Supermarket KartsFormer trolley collection contractors for Woolworths, Coles and Foodland have been fined more than $90,000 for paying overseas workers at Adelaide shopping centres as little as $8 an hour.

About 38 trolley collectors were collectively underpaid a total of $85,367 when they worked at shopping centres in Marion, West Lakes, Elizabeth, Kurralta Park and Fairview Park between February 2009 and November 2010. Woolworths, Coles, Foodland, Big W, Kmart, Target and Dan Murphy’s operated at these sites at the time.

Most of the underpaid trolley collectors were male overseas workers in their 20s from Korea, Nepal, Burma and India and majority of them were in Australia on student and tourist visas.

Ki Bok Jin from Adelaide, who deliberately underpaid the workers through his now defunct trolley collecting company South Jin Pty Ltd, has been penalised $44,350.

Coastal Trolley Services Pty Ltd, which sub-contracted Jin’s company to provide trolley collection services, has also been penalised $38,000 and its major shareholder and director Edward Stroop a further $8500.

The penalties, imposed in the Federal Court, are the result of an investigation and legal action by the Fair Work Ombudsman.
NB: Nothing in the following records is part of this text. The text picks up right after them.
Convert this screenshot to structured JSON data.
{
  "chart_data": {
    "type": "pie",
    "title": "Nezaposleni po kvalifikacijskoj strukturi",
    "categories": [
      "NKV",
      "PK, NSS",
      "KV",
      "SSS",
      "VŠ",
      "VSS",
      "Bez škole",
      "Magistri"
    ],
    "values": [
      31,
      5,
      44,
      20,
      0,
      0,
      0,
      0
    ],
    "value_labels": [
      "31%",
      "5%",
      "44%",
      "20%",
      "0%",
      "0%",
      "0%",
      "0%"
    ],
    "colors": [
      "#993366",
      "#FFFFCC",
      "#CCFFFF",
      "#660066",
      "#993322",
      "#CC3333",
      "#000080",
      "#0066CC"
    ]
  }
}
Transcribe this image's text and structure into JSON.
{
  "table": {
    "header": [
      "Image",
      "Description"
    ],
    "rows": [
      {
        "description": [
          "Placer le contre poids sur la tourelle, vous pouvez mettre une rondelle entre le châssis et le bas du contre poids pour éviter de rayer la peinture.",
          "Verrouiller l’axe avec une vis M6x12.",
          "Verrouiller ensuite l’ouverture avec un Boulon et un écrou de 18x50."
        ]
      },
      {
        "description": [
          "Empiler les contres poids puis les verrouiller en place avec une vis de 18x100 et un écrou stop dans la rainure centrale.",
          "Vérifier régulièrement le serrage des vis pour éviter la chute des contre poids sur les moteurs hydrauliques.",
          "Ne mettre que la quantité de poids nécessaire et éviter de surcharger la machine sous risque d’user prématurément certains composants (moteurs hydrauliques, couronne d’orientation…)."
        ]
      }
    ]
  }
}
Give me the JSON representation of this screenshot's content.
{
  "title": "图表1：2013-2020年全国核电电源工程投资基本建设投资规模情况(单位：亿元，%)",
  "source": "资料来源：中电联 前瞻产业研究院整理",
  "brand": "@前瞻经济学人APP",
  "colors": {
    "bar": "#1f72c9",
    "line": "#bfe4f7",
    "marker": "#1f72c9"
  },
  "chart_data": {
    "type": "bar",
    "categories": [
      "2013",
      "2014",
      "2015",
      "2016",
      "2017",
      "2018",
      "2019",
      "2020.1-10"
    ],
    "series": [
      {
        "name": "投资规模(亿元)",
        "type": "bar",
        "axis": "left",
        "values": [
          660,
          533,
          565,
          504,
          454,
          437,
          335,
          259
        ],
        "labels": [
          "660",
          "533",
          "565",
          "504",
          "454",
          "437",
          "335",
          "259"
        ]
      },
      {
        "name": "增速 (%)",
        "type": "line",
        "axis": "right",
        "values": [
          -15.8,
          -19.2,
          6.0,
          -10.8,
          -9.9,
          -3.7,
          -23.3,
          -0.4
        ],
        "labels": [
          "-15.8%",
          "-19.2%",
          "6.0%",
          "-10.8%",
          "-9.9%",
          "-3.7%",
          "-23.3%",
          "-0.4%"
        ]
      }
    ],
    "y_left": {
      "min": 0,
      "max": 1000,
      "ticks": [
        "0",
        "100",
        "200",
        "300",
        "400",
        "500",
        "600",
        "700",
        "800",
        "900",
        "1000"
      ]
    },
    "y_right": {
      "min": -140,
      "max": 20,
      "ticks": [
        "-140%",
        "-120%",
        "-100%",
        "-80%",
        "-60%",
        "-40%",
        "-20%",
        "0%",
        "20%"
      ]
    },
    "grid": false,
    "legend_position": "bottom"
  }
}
The court ordered that most of the penalties be paid to the workers.

Under the Cleaning Services Award, permanent full time employees were entitled to receive at the time more than $14 and casual employees more than $17 for ordinary hours and more than $30 for some weekend and overtime work.

Superannuation entitlements were also underpaid.

Justice Richard White found that Jin, through his company, had “adopted, deliberately, a system which would result in underpayments and sought to disguise that by producing wage records which were not just inaccurate, but false”.

White said the underpaid workers were young men with limited English and limited knowledge of their entitlements.

“This meant that they were less likely to complain about their treatment. In this sense, they were a group of vulnerable employees,” he said.

After a contested hearing, White found that Coastal Trolley Services, which had been contracted by a company called Integrated Trolley Management Pty Ltd that held head trolley collection services contracts with Coles, Woolworths and Foodland, was an accessory for about half the underpayments.

Coastal Trolley Services, which ceased trading in 2012, and South Jin, which was deregistered in 2014, are no longer involved in any supply chains.

Fair Work ombudsman, Natalie James, said that outsourcing work to the lowest-cost contractor and turning a blind eye to whether the contractor pays workers correctly is not acceptable conduct.

“The law can extend legal liability to individuals involved in procurement and to companies further up the supply chain,” she said.

“Increasingly, if we find a business underpaying workers and that business is part of a supply chain, we are looking up the supply chain to the companies that are the price-makers and controls the settings.”